125g Lewis Road Creamery sour cream
210g plain flour
200g Lewis Road Creamery unsalted butter
1 cup Lewis Road Creamery premium double cream
200g dark chocolate
35g of Lewis Road Creamery unsalted butter
100g toasted pistachios
100g toasted hazelnuts
1 cup sugar
⅓ cup water
300ml Lewis Road Creamery organic single cream
Shot of Nespresso (35-40mls)
1 tbsp Lewis Road Creamery Chocolate liqueur
For the pastry, first, preheat the oven to 180°C. Dice the butter and place it in a food processor with the flour and cocoa, pulsing until the mixture takes on a sandy texture. Add the sour cream and continue to pulse until the dough starts to incorporate into a ball. Wrap the ball of dough in plastic film and refrigerate for 30 minutes. Lightly dust the bench with flour and proceed to roll the chilled pastry out until it reaches 2cm thickness.
Line a tart tin with thinned pastry and gently press it into the edges. Trim any excess, leaving roughly 5mm above the top of the tin to account for shrinkage. Using a fork, prick the base all over and cover with baking paper before weighing down with baking beads (use rice, chickpeas or lentils if you don’t have beads) and placing it into the oven for 15 minutes. Remove the paper and beads and bake for another 10 minutes before setting aside to cool completely.
Next, prepare the caramelised nuts by bringing the sugar and water to the boil in a saucepan without stirring. Reduce heat and allow to simmer until the mixture turns golden. Quickly remove from heat and mix in the nuts until coated. Pour onto a lined tray to cool.
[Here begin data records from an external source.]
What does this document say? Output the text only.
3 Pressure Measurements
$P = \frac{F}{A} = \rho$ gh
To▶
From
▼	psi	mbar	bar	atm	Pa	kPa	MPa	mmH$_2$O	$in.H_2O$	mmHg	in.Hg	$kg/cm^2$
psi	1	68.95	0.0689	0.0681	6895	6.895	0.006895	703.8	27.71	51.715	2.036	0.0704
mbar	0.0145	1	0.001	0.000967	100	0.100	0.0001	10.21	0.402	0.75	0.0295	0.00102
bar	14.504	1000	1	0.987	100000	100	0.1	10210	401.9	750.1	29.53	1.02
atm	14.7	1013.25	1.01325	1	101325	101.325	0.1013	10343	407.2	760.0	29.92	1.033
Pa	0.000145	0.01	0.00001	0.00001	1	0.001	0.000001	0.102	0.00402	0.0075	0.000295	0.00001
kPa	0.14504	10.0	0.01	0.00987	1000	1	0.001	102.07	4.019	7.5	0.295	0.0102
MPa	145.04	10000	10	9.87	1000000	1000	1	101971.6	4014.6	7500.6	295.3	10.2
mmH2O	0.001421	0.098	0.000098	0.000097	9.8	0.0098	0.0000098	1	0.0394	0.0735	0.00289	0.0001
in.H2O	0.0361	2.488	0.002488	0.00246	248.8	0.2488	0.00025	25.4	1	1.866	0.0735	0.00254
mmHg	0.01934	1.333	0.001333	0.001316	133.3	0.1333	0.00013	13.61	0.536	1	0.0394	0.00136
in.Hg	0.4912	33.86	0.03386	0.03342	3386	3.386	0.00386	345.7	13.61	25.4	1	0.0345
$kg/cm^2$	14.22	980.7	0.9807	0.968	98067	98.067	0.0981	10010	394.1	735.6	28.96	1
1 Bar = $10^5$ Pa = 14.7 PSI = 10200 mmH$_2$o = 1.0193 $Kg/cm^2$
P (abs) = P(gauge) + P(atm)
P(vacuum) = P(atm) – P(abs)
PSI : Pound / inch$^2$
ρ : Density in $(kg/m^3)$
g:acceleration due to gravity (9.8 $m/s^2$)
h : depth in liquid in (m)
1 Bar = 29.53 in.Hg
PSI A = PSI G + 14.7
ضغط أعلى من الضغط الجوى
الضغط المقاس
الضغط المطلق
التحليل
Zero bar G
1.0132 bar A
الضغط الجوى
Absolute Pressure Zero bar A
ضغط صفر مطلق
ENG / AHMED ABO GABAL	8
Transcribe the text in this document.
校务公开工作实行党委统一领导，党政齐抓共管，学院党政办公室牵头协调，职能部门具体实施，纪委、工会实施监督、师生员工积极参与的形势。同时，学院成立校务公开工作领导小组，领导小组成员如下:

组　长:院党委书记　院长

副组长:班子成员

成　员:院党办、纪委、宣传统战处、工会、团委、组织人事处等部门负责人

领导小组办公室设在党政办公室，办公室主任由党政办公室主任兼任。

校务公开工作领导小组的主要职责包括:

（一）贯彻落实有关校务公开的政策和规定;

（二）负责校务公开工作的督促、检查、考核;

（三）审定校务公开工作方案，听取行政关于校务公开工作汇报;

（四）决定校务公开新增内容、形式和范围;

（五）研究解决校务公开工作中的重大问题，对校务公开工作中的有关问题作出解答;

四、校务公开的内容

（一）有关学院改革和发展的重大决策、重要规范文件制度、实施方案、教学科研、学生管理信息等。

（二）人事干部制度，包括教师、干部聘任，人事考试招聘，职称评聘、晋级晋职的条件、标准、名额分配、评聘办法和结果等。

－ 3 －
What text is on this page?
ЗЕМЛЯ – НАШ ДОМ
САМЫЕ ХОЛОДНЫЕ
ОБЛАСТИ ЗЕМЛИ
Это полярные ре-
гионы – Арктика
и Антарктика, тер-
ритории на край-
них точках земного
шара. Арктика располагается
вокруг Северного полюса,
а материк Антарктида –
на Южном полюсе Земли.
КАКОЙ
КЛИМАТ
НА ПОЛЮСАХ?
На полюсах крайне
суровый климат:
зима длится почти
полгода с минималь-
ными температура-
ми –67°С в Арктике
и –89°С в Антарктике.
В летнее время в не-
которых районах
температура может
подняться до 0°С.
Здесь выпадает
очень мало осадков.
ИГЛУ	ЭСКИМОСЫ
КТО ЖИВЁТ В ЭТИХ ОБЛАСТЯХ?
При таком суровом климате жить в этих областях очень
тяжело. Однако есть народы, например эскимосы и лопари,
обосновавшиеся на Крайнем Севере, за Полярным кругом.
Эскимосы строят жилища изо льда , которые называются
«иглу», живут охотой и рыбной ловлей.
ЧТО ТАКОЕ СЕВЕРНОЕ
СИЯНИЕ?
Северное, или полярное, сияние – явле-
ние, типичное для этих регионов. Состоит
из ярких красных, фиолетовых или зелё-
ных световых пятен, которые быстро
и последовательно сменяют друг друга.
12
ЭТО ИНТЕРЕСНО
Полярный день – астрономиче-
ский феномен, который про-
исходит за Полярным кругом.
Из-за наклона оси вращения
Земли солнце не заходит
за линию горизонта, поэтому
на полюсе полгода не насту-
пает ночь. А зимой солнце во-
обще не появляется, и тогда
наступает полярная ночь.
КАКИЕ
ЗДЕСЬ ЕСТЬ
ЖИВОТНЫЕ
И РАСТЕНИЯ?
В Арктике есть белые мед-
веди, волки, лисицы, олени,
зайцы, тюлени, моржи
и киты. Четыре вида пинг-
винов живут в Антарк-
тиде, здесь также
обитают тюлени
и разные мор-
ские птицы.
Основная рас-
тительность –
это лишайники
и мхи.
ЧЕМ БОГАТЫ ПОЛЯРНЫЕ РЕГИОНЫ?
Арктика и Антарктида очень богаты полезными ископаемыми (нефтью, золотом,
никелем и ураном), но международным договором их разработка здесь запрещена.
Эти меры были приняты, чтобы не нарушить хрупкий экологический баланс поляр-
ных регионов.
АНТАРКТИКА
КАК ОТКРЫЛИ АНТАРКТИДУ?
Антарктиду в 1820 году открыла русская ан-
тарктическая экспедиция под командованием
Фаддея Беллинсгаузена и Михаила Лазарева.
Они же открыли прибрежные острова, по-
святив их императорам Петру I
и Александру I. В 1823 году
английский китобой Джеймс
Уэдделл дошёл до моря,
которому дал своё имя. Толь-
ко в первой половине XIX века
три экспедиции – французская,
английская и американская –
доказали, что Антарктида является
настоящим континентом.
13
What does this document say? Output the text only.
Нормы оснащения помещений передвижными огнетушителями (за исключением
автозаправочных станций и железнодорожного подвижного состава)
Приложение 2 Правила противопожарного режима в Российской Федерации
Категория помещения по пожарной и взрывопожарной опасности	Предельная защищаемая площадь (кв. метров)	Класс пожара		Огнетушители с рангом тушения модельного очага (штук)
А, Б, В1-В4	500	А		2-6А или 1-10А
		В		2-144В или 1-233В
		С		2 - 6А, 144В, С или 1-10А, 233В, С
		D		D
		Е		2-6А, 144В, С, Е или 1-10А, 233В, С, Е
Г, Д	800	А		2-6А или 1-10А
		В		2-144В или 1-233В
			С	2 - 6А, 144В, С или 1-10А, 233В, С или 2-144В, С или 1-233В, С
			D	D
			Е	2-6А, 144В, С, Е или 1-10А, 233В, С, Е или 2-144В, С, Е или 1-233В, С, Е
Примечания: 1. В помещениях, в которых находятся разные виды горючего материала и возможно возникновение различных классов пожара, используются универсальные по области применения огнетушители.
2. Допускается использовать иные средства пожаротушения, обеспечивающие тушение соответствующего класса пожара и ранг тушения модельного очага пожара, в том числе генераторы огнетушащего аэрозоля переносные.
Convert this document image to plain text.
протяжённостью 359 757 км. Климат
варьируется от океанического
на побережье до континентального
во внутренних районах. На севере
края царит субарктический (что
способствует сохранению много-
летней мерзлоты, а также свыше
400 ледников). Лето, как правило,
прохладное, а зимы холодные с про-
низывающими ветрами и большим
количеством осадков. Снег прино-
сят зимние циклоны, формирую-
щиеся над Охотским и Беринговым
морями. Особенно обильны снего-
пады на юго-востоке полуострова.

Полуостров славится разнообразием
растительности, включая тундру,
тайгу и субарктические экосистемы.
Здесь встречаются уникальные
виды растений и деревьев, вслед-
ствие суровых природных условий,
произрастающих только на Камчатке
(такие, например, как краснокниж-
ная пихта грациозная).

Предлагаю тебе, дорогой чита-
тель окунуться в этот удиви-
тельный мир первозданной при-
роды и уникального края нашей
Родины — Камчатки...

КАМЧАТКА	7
For the chocolate filling, chop the dark chocolate into small pieces and place into a medium-sized bowl. Heat the cream in a saucepan until just before it boils, then pour over the chocolate and whisk until smooth. Add the butter and continue to mix until glossy. Pour this into the tart case and refrigerate. Top with the nuts before serving.
To prepare the coffee cream, whip the cream while simultaneously adding the coffee and liqueur. Serve as a perfect accompaniment.